« Non seulement Jésus aime les femmes, mais il les préfère »
Les Evangiles donnent à voir un Jésus bienveillant avec les femmes : il aime les regarder, leur parler. « Son attitude, d’une extraordinaire liberté, rompt avec les usages de son temps, mais elle a été gommée par des siècles de lecture patriarcale des textes », estime Christine Pedotti.
De plus en plus de femmes décrochent des doctorats dans le champ de la théologie et des études religieuses. Pour autant, il suffit de parcourir la bibliographie d’ouvrages d’exégèse, même les plus récents, pour constater que l’analyse critique des textes bibliques reste largement une affaire d’hommes. Une réalité qui a incité l’écrivaine et journaliste française Christine Pedotti à relire les sources avec son regard de femme. Elle est l’auteure de Jésus cet inconnu, biographie historique éclairée par les travaux de la recherche actuelle (éditions XO, 2013), et de La Bible racontée comme un roman (2 tomes, sortis en 2015 et 2016 chez le même éditeur). Directrice déléguée de la rédaction de la revue Témoignage chrétien et conférencière très sollicitée en Belgique, elle a fait parler d’elle en s’élevant contre les discriminations à l’encontre des femmes dans l’Eglise catholique.
Pourquoi la conduite singulière de Jésus à l’égard des femmes a-t-elle été si peu remarquée depuis vingt siècles ?
Sans doute parce que les Evangiles ont été lus et commentés presque toujours par des hommes, dans des sociétés où les femmes n’avaient droit ni à la parole ni à l’éducation. Avant de me plonger dans les Evangiles et de les relire avec ma sensibilité de femme, je pensais que, si l’Eglise était misogyne depuis tant de siècles, c’est parce que les textes bibliques et leurs auteurs l’étaient aussi. Les évangélistes ne vivaient-ils pas dans un monde où seuls les hommes comptaient ? Pourtant, en dépit de cet univers patriarcal, les écritures nous donnent à voir un Jésus qui parle d’égal à égal avec les femmes. Qui se moque des règles de pureté rituelle excluant les femmes de la vie publique. De toute évidence, il y a une Bonne Nouvelle annoncée aux femmes et reçue par elles. Ce n’est donc pas le texte qui est misogyne, mais la lecture que nous en faisons, issue de la tradition chrétienne. Considérées comme des » suivantes « , les femmes ont toujours été reléguées au fond du décor.
Néanmoins, les disciples appelés par Jésus sont tous des hommes. Aucun appel de femmes.
Je vous l’accorde, les évangélistes mentionnent Simon, André, Jacques et Jean, pêcheurs galiléens, puis Philippe et les autres. Les Douze sont tous des hommes, choisis personnellement par Jésus.

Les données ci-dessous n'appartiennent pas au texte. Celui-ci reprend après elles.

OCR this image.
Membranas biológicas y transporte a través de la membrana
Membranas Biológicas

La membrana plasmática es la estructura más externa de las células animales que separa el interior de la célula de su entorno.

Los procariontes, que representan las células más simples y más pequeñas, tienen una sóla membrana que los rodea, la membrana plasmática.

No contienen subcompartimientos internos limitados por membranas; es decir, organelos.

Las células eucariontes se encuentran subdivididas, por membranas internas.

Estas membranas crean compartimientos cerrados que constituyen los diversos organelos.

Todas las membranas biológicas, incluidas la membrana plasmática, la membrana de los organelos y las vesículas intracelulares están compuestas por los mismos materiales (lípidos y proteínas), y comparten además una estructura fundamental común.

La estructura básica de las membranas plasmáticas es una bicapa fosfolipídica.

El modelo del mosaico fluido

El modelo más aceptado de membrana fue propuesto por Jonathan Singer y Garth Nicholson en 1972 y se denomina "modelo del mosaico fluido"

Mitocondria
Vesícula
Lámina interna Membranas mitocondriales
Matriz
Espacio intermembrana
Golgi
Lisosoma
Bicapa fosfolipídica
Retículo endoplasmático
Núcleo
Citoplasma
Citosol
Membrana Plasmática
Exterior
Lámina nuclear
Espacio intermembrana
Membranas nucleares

Et pour cause : les Douze représentent les fils de Jacob, ancêtres des douze tribus d’Israël. Le sens du symbole est évident : il s’agit, pour Jésus, d’inaugurer la souche d’un peuple renouvelé. Mais les évangélistes notent aussi la présence de femmes dans le groupe. Luc leur consacre un paragraphe entier : » Les Douze étaient avec lui, et aussi des femmes… » Si, dans les Evangiles, le mot disciple est toujours utilisé au masculin, c’est sans doute parce qu’en araméen, la langue usuelle de l’époque, talmida, » disciple « , n’a pas de forme féminine et peut donc désigner un homme ou une femme.
Que penser de cette présence de femmes dans l’entourage du rabbi Jésus ?

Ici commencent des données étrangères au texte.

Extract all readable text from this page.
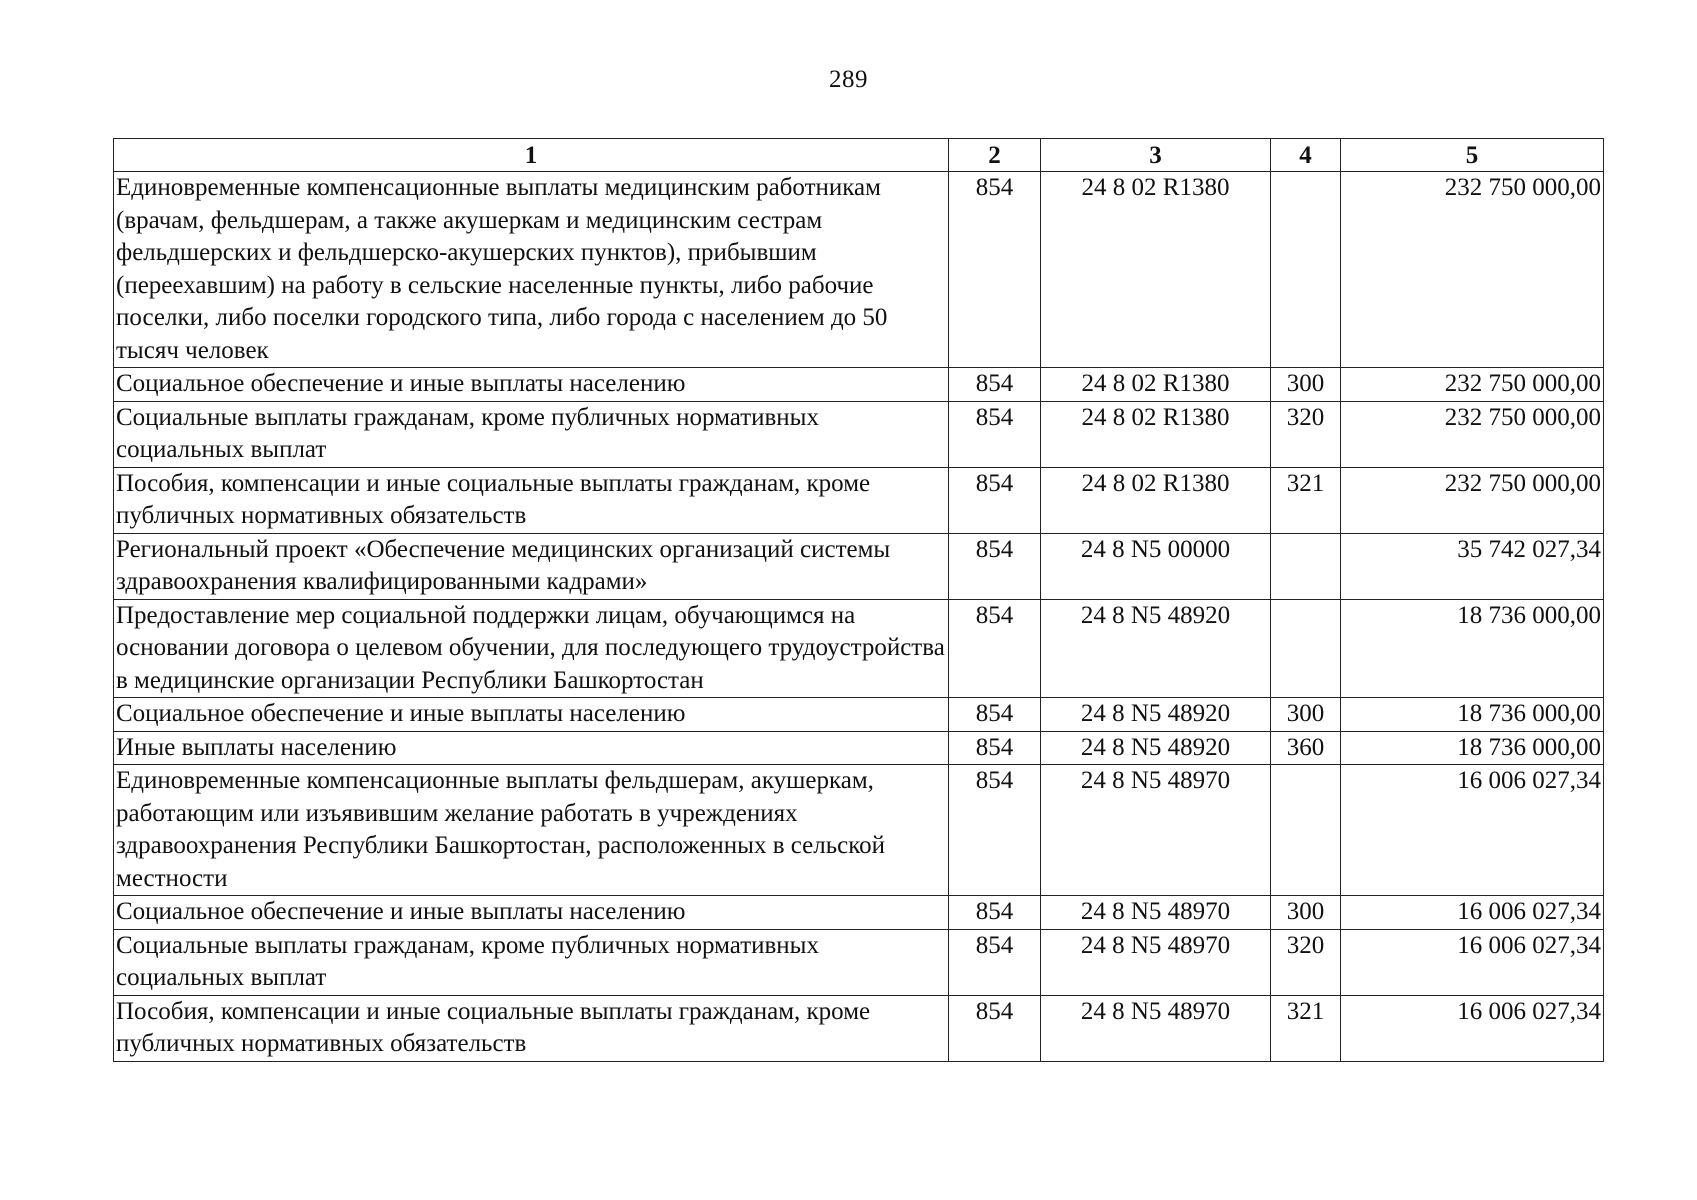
289
1	2	3	4	5
Единовременные компенсационные выплаты медицинским работникам (врачам, фельдшерам, а также акушеркам и медицинским сестрам фельдшерских и фельдшерско-акушерских пунктов), прибывшим (переехавшим) на работу в сельские населенные пункты, либо рабочие поселки, либо поселки городского типа, либо города с населением до 50 тысяч человек	854	24 8 02 R1380		232 750 000,00
Социальное обеспечение и иные выплаты населению	854	24 8 02 R1380	300	232 750 000,00
Социальные выплаты гражданам, кроме публичных нормативных социальных выплат	854	24 8 02 R1380	320	232 750 000,00
Пособия, компенсации и иные социальные выплаты гражданам, кроме публичных нормативных обязательств	854	24 8 02 R1380	321	232 750 000,00
Региональный проект «Обеспечение медицинских организаций системы здравоохранения квалифицированными кадрами»	854	24 8 N5 00000		35 742 027,34
Предоставление мер социальной поддержки лицам, обучающимся на основании договора о целевом обучении, для последующего трудоустройства в медицинские организации Республики Башкортостан	854	24 8 N5 48920		18 736 000,00
Социальное обеспечение и иные выплаты населению	854	24 8 N5 48920	300	18 736 000,00
Иные выплаты населению	854	24 8 N5 48920	360	18 736 000,00
Единовременные компенсационные выплаты фельдшерам, акушеркам, работающим или изъявившим желание работать в учреждениях здравоохранения Республики Башкортостан, расположенных в сельской местности	854	24 8 N5 48970		16 006 027,34
Социальное обеспечение и иные выплаты населению	854	24 8 N5 48970	300	16 006 027,34
Социальные выплаты гражданам, кроме публичных нормативных социальных выплат	854	24 8 N5 48970	320	16 006 027,34
Пособия, компенсации и иные социальные выплаты гражданам, кроме публичных нормативных обязательств	854	24 8 N5 48970	321	16 006 027,34
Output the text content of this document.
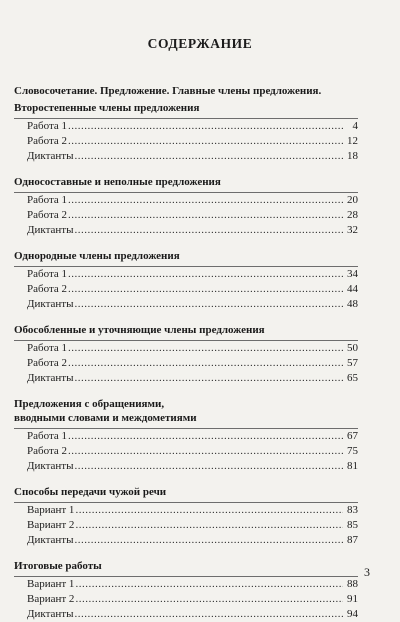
СОДЕРЖАНИЕ
Словосочетание. Предложение. Главные члены предложения.
Второстепенные члены предложения
Работа 1 .....	4
Работа 2 .....	12
Диктанты .....	18
Односоставные и неполные предложения
Работа 1 .....	20
Работа 2 .....	28
Диктанты .....	32
Однородные члены предложения
Работа 1 .....	34
Работа 2 .....	44
Диктанты .....	48
Обособленные и уточняющие члены предложения
Работа 1 .....	50
Работа 2 .....	57
Диктанты .....	65
Предложения с обращениями,
вводными словами и междометиями
Работа 1 .....	67
Работа 2 .....	75
Диктанты .....	81
Способы передачи чужой речи
Вариант 1 .....	83
Вариант 2 .....	85
Диктанты .....	87
Итоговые работы
Вариант 1 .....	88
Вариант 2 .....	91
Диктанты .....	94
3
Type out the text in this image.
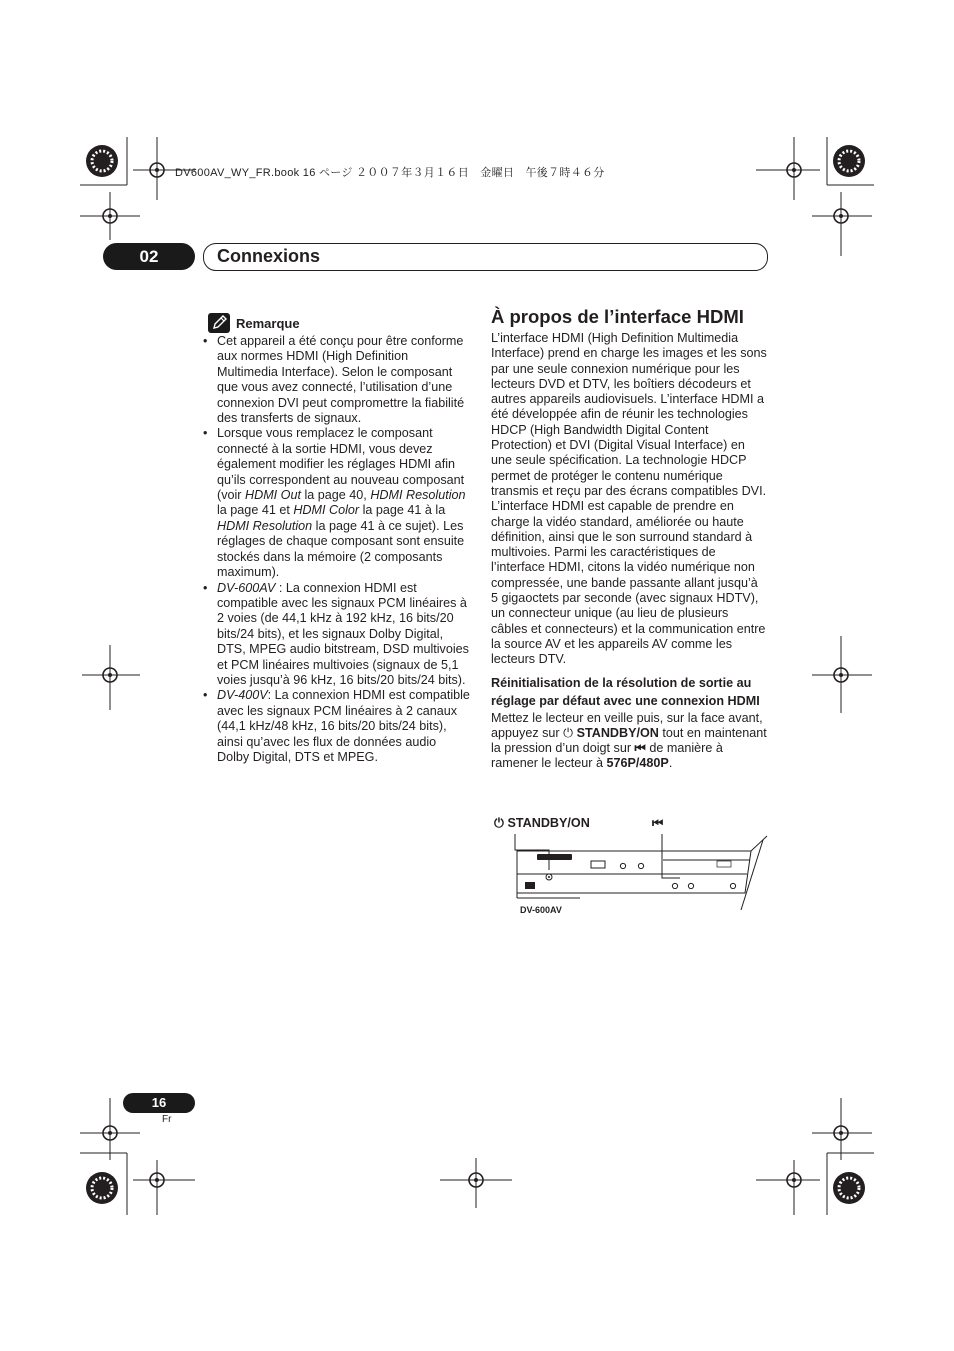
DV600AV_WY_FR.book 16 ページ ２００７年３月１６日　金曜日　午後７時４６分
02	Connexions
Remarque
• Cet appareil a été conçu pour être conforme aux normes HDMI (High Definition Multimedia Interface). Selon le composant que vous avez connecté, l’utilisation d’une connexion DVI peut compromettre la fiabilité des transferts de signaux.
• Lorsque vous remplacez le composant connecté à la sortie HDMI, vous devez également modifier les réglages HDMI afin qu’ils correspondent au nouveau composant (voir HDMI Out la page 40, HDMI Resolution la page 41 et HDMI Color la page 41 à la HDMI Resolution la page 41 à ce sujet). Les réglages de chaque composant sont ensuite stockés dans la mémoire (2 composants maximum).
• DV-600AV : La connexion HDMI est compatible avec les signaux PCM linéaires à 2 voies (de 44,1 kHz à 192 kHz, 16 bits/20 bits/24 bits), et les signaux Dolby Digital, DTS, MPEG audio bitstream, DSD multivoies et PCM linéaires multivoies (signaux de 5,1 voies jusqu’à 96 kHz, 16 bits/20 bits/24 bits).
• DV-400V: La connexion HDMI est compatible avec les signaux PCM linéaires à 2 canaux (44,1 kHz/48 kHz, 16 bits/20 bits/24 bits), ainsi qu’avec les flux de données audio Dolby Digital, DTS et MPEG.
À propos de l’interface HDMI

L’interface HDMI (High Definition Multimedia Interface) prend en charge les images et les sons par une seule connexion numérique pour les lecteurs DVD et DTV, les boîtiers décodeurs et autres appareils audiovisuels. L’interface HDMI a été développée afin de réunir les technologies HDCP (High Bandwidth Digital Content Protection) et DVI (Digital Visual Interface) en une seule spécification. La technologie HDCP permet de protéger le contenu numérique transmis et reçu par des écrans compatibles DVI.

L’interface HDMI est capable de prendre en charge la vidéo standard, améliorée ou haute définition, ainsi que le son surround standard à multivoies. Parmi les caractéristiques de l’interface HDMI, citons la vidéo numérique non compressée, une bande passante allant jusqu’à 5 gigaoctets par seconde (avec signaux HDTV), un connecteur unique (au lieu de plusieurs câbles et connecteurs) et la communication entre la source AV et les appareils AV comme les lecteurs DTV.

Réinitialisation de la résolution de sortie au réglage par défaut avec une connexion HDMI

Mettez le lecteur en veille puis, sur la face avant, appuyez sur ⏻ STANDBY/ON tout en maintenant la pression d’un doigt sur ⏮ de manière à ramener le lecteur à 576P/480P.

⏻ STANDBY/ON	⏮
DV-600AV
16
Fr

Elle surprend. On ne connaît pas d’équivalent dans les écoles rabbiniques dont on repère l’existence à cette période. Les » honnêtes femmes » demeuraient dans la sphère privée, affectées aux tâches de la maison : préparation du repas, tissage, couture, soins des enfants. Les femmes qui accompagnent Jésus sont donc très mystérieuses. Il n’y a aucune raison de penser que Jésus n’avait, dans son groupe, que des femmes de mauvaise vie ou à la vertu légère. C’est la tradition chrétienne qui a confondu Marie de Magdala avec la pécheresse au parfum. Jésus compte parmi ses proches des femmes honorables, issues de milieux aisés, dont l’épouse de l’intendant d’Hérode Antipas, tétrarque de Galilée-Pérée. Bienfaitrices, ces femmes soutiennent matériellement la petite troupe et suivent Jésus sans leur mari, ce qui devait être, à l’époque, une grande étrangeté.

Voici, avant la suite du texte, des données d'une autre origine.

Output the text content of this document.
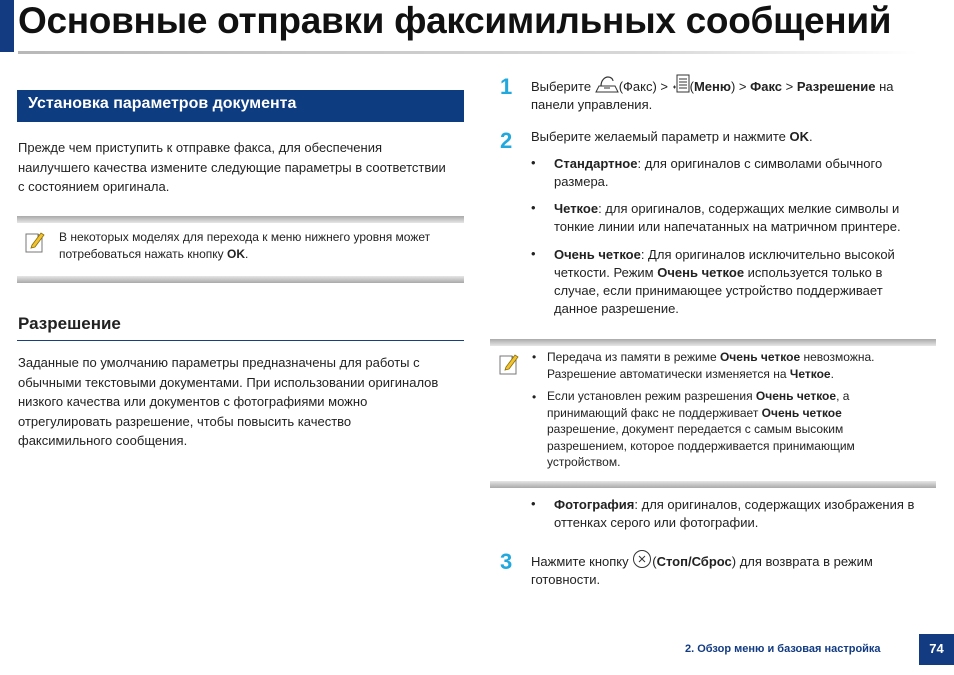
Основные отправки факсимильных сообщений
Установка параметров документа
Прежде чем приступить к отправке факса, для обеспечения
наилучшего качества измените следующие параметры в соответствии
с состоянием оригинала.
В некоторых моделях для перехода к меню нижнего уровня может
потребоваться нажать кнопку OK.
Разрешение
Заданные по умолчанию параметры предназначены для работы с
обычными текстовыми документами. При использовании оригиналов
низкого качества или документов с фотографиями можно
отрегулировать разрешение, чтобы повысить качество
факсимильного сообщения.
1 Выберите (Факс) > (Меню) > Факс > Разрешение на
панели управления.
2 Выберите желаемый параметр и нажмите OK.
• Стандартное: для оригиналов с символами обычного
размера.
• Четкое: для оригиналов, содержащих мелкие символы и
тонкие линии или напечатанных на матричном принтере.
• Очень четкое: Для оригиналов исключительно высокой
четкости. Режим Очень четкое используется только в
случае, если принимающее устройство поддерживает
данное разрешение.
• Передача из памяти в режиме Очень четкое невозможна.
Разрешение автоматически изменяется на Четкое.
• Если установлен режим разрешения Очень четкое, а
принимающий факс не поддерживает Очень четкое
разрешение, документ передается с самым высоким
разрешением, которое поддерживается принимающим
устройством.
• Фотография: для оригиналов, содержащих изображения в
оттенках серого или фотографии.
3 Нажмите кнопку (Стоп/Сброс) для возврата в режим
готовности.
2. Обзор меню и базовая настройка	74
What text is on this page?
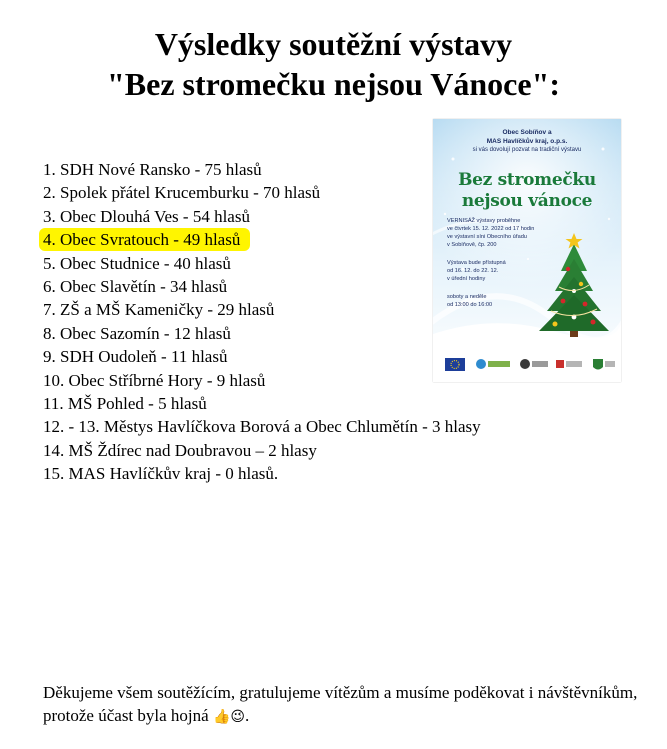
Výsledky soutěžní výstavy
"Bez stromečku nejsou Vánoce":
1. SDH Nové Ransko - 75 hlasů
2. Spolek přátel Krucemburku - 70 hlasů
3. Obec Dlouhá Ves - 54 hlasů
4. Obec Svratouch - 49 hlasů
5. Obec Studnice - 40 hlasů
6. Obec Slavětín - 34 hlasů
7. ZŠ a MŠ Kameničky - 29 hlasů
8. Obec Sazomín - 12 hlasů
9. SDH Oudoleň - 11 hlasů
10. Obec Stříbrné Hory - 9 hlasů
11. MŠ Pohled - 5 hlasů
12. - 13. Městys Havlíčkova Borová a Obec Chlumětín - 3 hlasy
14. MŠ Ždírec nad Doubravou – 2 hlasy
15. MAS Havlíčkův kraj - 0 hlasů.
Obec Sobíňov a
MAS Havlíčkův kraj, o.p.s.
si vás dovolují pozvat na tradiční výstavu
Bez stromečku
nejsou vánoce
VERNISÁŽ výstavy proběhne
ve čtvrtek 15. 12. 2022 od 17 hodin
ve výstavní síni Obecního úřadu
v Sobíňově, čp. 200
Výstava bude přístupná
od 16. 12. do 22. 12.
v úřední hodiny
soboty a neděle
od 13:00 do 16:00
Děkujeme všem soutěžícím, gratulujeme vítězům a musíme poděkovat i návštěvníkům, protože účast byla hojná 👍😉.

Peut-on considérer ces femmes comme des apôtres ?
Elles sont les premiers témoins du tombeau vide et Marie de Magdala est la première messagère de l’annonce de la résurrection. En ce sens, ce sont des apostolos, des apôtres. Hélas, ceux qui se rendent à la messe le matin de Pâques n’entendent qu’une partie de l’Evangile. Le lecture s’arrête après le passage où les disciples doutent du témoignage des femmes, considéré comme du » radotage « , et où Pierre et Jean courent au tombeau, le trouvent vide et s’en retournent chez eux. La suite de l’Evangile de Jean, qui redonne le premier rôle à une femme, n’est pas lue aux fidèles : la rencontre entre Marie de Magdala et le ressuscité, qui lui annonce qu’il va rejoindre son Père.
Jésus préfère-t-il les femmes aux hommes ?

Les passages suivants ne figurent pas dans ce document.